Как бы она хотела всё-таки убить его во сне, как она хотела бы воткнуть этот нож ему в шею, как она хотела бы слышать, как лезвие царапается по его позвоночнику, когда она отрезала бы ему голову, руки горячие от жара его крови, которая забрызгала их грязное постельное бельё.

Он шевелится, не более чем подёргивания, но этого достаточно.

Достаточно, чтобы заставить её кричать внутри.

Достаточно, чтобы она вздохнула и задержала дыхание, как тонущая женщина, молящаяся, чтобы он не проснулся.

Подсознательно она кладёт руку на грудь сына, притягивая его к себе. Он послушно стоит, уже высокий для своего возраста, всё ещё глядя на огни, всё ещё завороженный, рассеянно почёсывая затылок.

Опять вши.

Она не уверена, сколько времени пройдёт, прежде чем она сможет позволить себе купить ему лекарство. Она думает о том, чтобы побрить ему голову или, как она однажды видела по телевизору, намазать его голову майонезом, чтобы убить заражение.

– Сата, иди...

– Сата, иди...

– Сата, иди...

Его наполовину сформированные слова ранили её ещё глубже, почти вызывая тошноту.

Санта, приди.

Вот что он говорил, глядя на неё, широко улыбаясь и любя.

Как она могла жить с этим? Как она могла жить, зная, что для него нет подарков? Ричард не позволил бы ничего покупать. Это был один из немногих случаев, когда она находила в себе смелость противостоять ему, по крайней мере, какое-то время. Она возражала, как это несправедливо, как неправильно отказывать ребёнку на Рождество.
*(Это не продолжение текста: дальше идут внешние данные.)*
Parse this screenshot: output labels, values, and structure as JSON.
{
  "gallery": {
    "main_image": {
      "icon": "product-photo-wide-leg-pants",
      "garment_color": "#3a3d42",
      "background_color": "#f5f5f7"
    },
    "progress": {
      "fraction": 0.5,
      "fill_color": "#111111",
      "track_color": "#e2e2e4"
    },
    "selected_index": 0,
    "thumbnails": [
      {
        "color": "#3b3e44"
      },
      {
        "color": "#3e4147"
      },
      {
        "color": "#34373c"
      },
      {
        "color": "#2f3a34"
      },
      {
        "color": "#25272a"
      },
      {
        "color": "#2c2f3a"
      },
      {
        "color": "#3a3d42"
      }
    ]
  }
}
Он стоял перед ней, глядя со злостью, щёки подёргивались, кулаки сжимались. Она знала, что зашла слишком далеко, знала, что заговорила о том, о чём ей не следовало говорить.

Он заставил её заплатить. Заплатить одним из наихудших способов. Он бил её до тех пор, пока время и сознание не стали неопределёнными. Она помнит урывки.

Он бросил её на пол.

Пинал её по рёбрам. Один раз, два раза. Три.
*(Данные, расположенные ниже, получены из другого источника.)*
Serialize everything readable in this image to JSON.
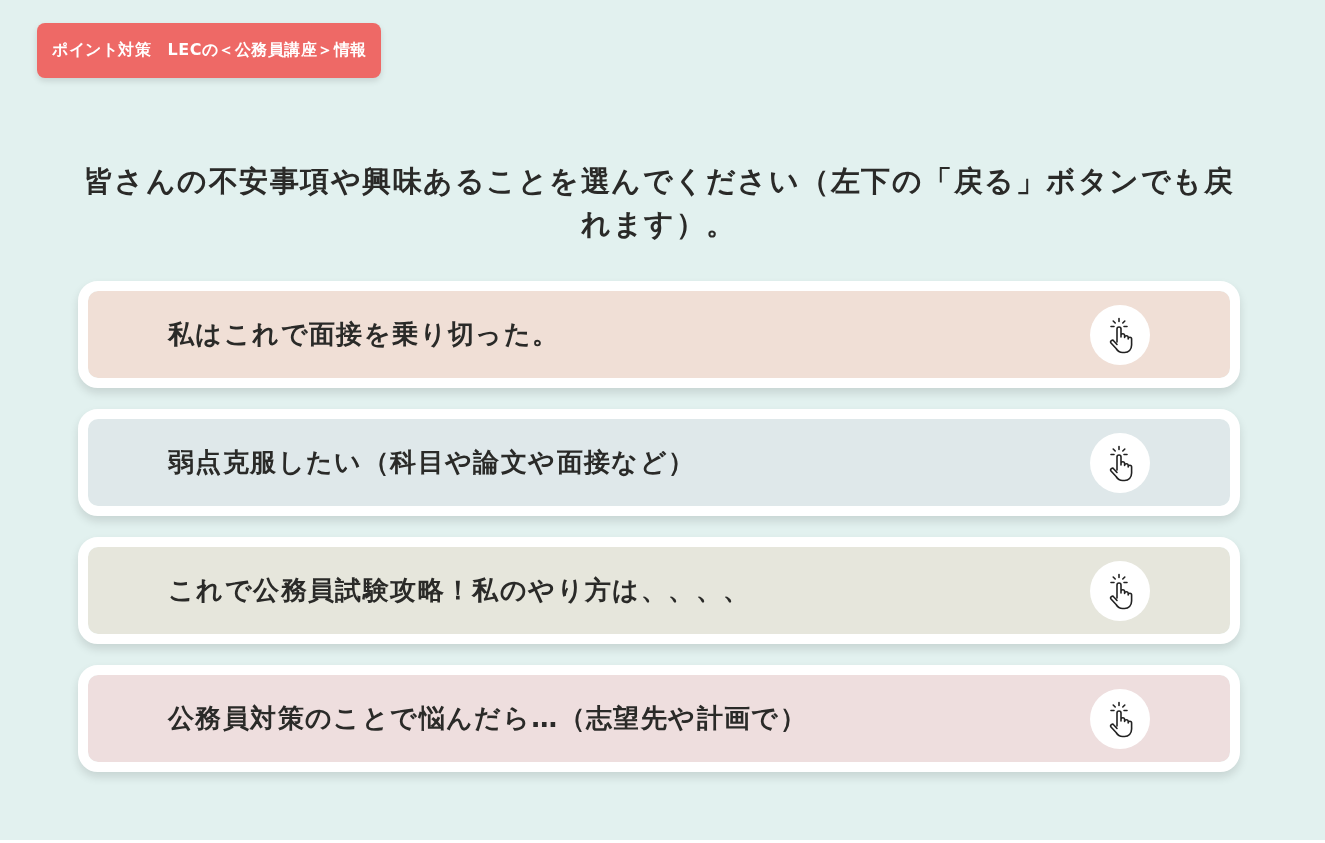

Умышленно сжал пальцы левой руки, согнув их, пока они не сломались, как веточки, её крики были такими чистыми, гортанными, шли так глубоко изнутри, что, казалось, ещё больше подпитывало его ярость.

Она вспоминает, как его нога опускалась снова и снова, когда он бил её по голове, каждый удар убеждал её, что она вот-вот умрёт, а затем она заставляла себя держаться ради Эндрю.
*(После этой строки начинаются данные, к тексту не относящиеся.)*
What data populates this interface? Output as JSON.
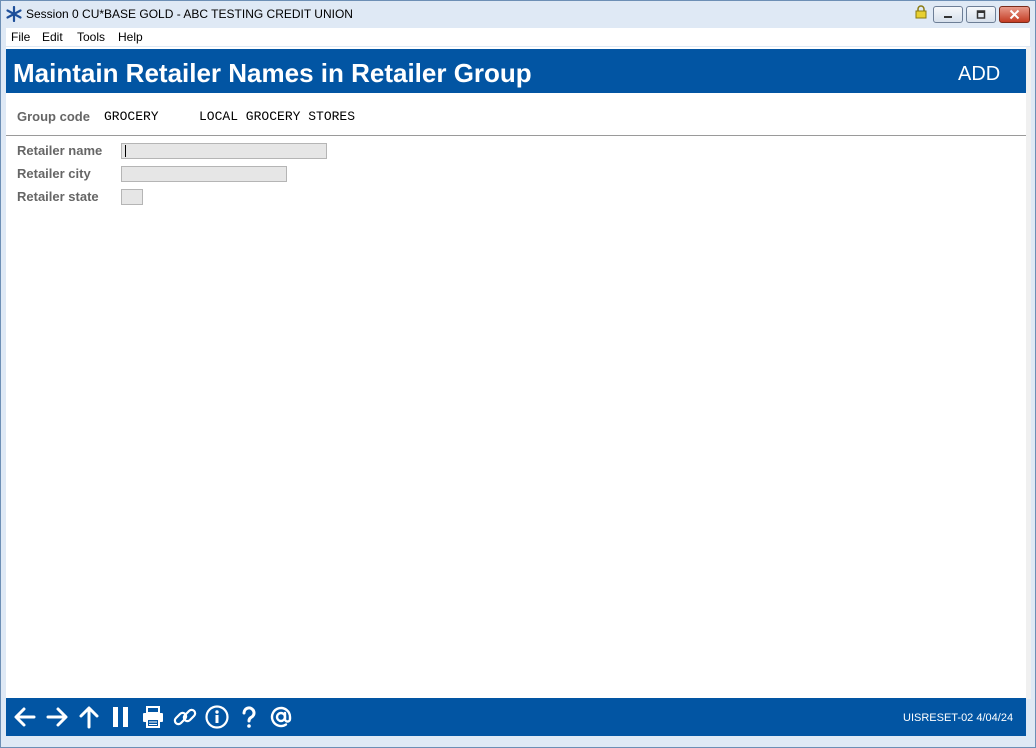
{
  "window": {
    "title": "Session 0 CU*BASE GOLD - ABC TESTING CREDIT UNION"
  },
  "menu": {
    "items": [
      "File",
      "Edit",
      "Tools",
      "Help"
    ]
  },
  "header": {
    "title": "Maintain Retailer Names in Retailer Group",
    "mode": "ADD"
  },
  "group": {
    "label": "Group code",
    "code": "GROCERY",
    "description": "LOCAL GROCERY STORES"
  },
  "form": {
    "retailer_name_label": "Retailer name",
    "retailer_name_value": "",
    "retailer_city_label": "Retailer city",
    "retailer_city_value": "",
    "retailer_state_label": "Retailer state",
    "retailer_state_value": ""
  },
  "footer": {
    "icons": [
      "back-arrow-icon",
      "forward-arrow-icon",
      "up-arrow-icon",
      "pause-icon",
      "print-icon",
      "link-icon",
      "info-icon",
      "help-icon",
      "at-icon"
    ],
    "status": "UISRESET-02 4/04/24"
  },
  "colors": {
    "accent": "#0255a3",
    "label": "#666666",
    "field_bg": "#e6e6e6"
  }
}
Как всегда, он остановился, когда был слишком измотан, чтобы продолжать, плюхнувшись в кресло, в котором он задремал прямо сейчас, окружённый огнями, похожий на какое-то чудовищное рождественское украшение.

Она лежала, не в силах пошевелиться.

Боль.

Столько боли во всём её теле, словно живое существо, истязающий дракон сжигал её изнутри. Сквозь затуманенное зрение она наблюдала, как Эндрю подошёл к своему отцу, плача и испуганный тем, что он только что увидел.

Ей хотелось кричать, но её рот распух, а челюсть, вероятно, была вывихнута. Она пыталась ползти, но каждое движение вызывало у неё тошнотворные судороги. Она могла только наблюдать, как Эндрю подошёл к креслу Ричарда с мокрым от соплей и слёз лицом.